On 13/07/20 14:43, Peter Zijlstra wrote:
> On Mon, Jul 13, 2020 at 02:28:29PM +0100, Valentin Schneider wrote:
>>
>> On 13/07/20 13:55, Peter Zijlstra wrote:
>> > On Wed, Jul 01, 2020 at 08:06:55PM +0100, Valentin Schneider wrote:
>> >> Leverage SD_DEGENERATE_GROUPS_MASK in sd_degenerate() and
>> >> sd_degenerate_parent().
>> >>
>> >> Note that this changes sd_degenerate() somewhat: I'm using the negation of
>> >> SD_DEGENERATE_GROUPS_MASK as the mask of flags not requiring groups, which
>> >> is equivalent to:
>> >>
>> >> SD_WAKE_AFFINE | SD_SERIALIZE | SD_NUMA
>> >>
>> >> whereas the current mask for that is simply
>> >>
>> >> SD_WAKE_AFFINE
>> >>
>> >> I played with a few toy NUMA topologies on QEMU and couldn't cause a
>> >> different degeneration than what mainline does currently. If that is deemed
>> >> too risky, we can go back to using SD_WAKE_AFFINE explicitly.
>> >
>> > Arguably SD_SERIALIZE needs groups, note how we're only having that
>> > effective for machines with at least 2 nodes. It's a bit shit how we end
>> > up there, but IIRC that's what it ends up as.
>> >
>>
>> Right, AFAICT we get SD_SERIALIZE wherever we have SD_NUMA, which is any
>> level above NODE.
>
> Oh, right, I forgot we have NODE, d'0h. But in that case these lines:
>
> if (nr_node_ids == 1)
> pflags &= ~SD_SERIALIZE;
>
> are dead code, right?
>

Uuuuh right, that does sound like something made obsolete by having NODE;
we didn't have it back then:

5436499e6098 ("sched: fix sd_parent_degenerate on non-numa smp machine")

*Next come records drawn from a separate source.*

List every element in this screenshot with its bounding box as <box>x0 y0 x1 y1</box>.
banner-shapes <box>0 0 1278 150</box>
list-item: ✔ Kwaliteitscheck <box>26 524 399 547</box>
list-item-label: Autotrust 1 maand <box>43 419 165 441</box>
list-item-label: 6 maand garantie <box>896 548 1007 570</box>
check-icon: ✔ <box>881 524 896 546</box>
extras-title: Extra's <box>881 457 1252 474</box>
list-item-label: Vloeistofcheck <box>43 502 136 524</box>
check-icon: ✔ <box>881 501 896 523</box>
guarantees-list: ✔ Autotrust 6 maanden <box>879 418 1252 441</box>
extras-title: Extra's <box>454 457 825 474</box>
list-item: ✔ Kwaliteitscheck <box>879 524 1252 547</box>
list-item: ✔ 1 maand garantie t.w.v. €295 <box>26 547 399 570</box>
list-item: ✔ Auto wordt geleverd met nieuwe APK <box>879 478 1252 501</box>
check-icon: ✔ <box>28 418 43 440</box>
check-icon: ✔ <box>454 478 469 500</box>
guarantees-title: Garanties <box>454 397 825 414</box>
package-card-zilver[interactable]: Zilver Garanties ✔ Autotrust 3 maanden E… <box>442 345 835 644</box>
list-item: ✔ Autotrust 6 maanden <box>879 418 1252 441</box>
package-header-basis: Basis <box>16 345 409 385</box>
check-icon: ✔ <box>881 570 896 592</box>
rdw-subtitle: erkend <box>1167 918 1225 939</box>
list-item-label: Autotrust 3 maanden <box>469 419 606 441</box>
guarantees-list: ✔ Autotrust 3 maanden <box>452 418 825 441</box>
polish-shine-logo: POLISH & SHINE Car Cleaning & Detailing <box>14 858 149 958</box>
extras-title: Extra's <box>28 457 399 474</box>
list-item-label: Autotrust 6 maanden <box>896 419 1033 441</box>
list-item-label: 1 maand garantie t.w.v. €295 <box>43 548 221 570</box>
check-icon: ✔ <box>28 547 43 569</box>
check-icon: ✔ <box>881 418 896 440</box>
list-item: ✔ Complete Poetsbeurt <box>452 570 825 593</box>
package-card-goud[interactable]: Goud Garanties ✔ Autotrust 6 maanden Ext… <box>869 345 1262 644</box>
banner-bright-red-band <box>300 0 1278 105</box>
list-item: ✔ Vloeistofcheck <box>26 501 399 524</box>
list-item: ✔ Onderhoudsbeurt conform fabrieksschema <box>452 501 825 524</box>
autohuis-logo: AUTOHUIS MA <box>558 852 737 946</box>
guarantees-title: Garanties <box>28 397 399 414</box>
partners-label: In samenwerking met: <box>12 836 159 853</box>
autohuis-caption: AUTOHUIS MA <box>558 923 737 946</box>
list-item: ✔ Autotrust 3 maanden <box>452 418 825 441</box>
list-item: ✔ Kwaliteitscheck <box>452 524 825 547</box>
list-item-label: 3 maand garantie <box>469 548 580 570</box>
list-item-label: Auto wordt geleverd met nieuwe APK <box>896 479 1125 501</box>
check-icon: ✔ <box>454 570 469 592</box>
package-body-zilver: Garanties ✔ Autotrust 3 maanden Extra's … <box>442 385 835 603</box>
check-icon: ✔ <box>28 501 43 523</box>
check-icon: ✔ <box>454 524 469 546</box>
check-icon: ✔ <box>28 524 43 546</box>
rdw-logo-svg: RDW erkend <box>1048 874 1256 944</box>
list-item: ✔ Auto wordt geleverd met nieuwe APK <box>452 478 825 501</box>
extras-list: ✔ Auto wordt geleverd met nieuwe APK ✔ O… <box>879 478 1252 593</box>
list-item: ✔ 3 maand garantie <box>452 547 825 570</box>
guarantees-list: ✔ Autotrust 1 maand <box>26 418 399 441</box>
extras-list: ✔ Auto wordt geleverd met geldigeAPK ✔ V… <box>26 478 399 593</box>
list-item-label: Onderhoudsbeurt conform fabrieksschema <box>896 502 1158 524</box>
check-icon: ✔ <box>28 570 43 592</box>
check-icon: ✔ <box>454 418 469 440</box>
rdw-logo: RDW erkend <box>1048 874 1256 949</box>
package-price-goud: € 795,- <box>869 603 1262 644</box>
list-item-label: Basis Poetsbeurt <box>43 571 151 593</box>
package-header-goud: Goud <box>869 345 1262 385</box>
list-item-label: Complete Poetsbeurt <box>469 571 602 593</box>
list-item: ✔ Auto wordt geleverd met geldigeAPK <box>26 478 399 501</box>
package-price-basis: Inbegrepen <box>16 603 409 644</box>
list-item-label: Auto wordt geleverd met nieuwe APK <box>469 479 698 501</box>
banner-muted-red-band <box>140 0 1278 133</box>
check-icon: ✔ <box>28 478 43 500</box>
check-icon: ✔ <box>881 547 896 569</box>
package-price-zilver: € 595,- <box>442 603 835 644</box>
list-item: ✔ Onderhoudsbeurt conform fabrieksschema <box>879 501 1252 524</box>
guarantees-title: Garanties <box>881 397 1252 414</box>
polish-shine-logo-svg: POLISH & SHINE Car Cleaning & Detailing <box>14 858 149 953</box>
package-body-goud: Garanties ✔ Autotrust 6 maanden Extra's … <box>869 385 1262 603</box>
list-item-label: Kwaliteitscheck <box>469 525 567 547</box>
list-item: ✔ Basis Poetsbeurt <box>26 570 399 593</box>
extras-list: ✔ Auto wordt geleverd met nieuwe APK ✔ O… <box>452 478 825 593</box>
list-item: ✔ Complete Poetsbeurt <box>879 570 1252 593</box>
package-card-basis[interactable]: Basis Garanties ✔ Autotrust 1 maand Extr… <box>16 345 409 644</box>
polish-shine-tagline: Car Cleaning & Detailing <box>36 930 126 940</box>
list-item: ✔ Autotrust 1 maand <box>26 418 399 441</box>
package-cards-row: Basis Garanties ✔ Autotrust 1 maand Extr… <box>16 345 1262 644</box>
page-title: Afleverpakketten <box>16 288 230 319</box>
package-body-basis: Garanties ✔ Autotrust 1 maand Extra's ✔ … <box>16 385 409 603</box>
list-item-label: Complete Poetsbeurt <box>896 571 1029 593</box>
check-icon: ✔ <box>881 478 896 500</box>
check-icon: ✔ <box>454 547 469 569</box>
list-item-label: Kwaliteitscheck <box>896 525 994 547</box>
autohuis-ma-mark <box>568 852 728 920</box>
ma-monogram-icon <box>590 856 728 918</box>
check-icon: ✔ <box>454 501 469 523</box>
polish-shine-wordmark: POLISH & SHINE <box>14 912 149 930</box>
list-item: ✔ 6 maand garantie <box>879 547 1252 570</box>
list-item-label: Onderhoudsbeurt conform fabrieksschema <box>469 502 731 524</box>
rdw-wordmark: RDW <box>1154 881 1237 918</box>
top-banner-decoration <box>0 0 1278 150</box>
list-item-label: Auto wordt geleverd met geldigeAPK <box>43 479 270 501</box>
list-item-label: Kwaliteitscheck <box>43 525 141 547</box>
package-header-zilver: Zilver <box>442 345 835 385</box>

I'll fold that in (and test it, just to be sure :-)).

>> > SD_NUMA is descriptive, and not marking a group as degenerates because
>> > it has SD_NUMA seems a bit silly.
>>
>> It does, although we can still degenerate it, see below.
>>
>> > But then, it would be the top domain
>> > and would survive anyway?
>>
>> So from what I've tested we still get rid of those via
>> sd_parent_degenerate(): child and parent have the same flags and same span,
>> so parent goes out.
>>
>> That happens in the middle of the NUMA topology levels on that borked
>> topology with weird distances, aka
>>
>> node distances:
>> node 0 1 2 3
>> 0: 10 12 20 22
>> 1: 12 10 22 24
>> 2: 20 22 10 12
>> 3: 22 24 12 10
>>
>> which ought to look something like (+local distance to end result)
>>
>> 2 10 2
>> 1 <---> 0 <---> 2 <---> 3
>>
>> We end up with the following NUMA levels (i.e. deduplicated distances)
>> NUMA (<= 12)
>> NUMA (<= 20)
>> NUMA (<= 22)
>> NUMA (<= 24)
>>
>> For e.g. any CPU of node1, NUMA(<=20) is gonna have the same span as
>> NUMA(<=12), so we'll degenerate it.
>
> Man, that's horrible :-)

It is :(

> OK, fair enough, keep it as is, we'll see what
> if anything breaks.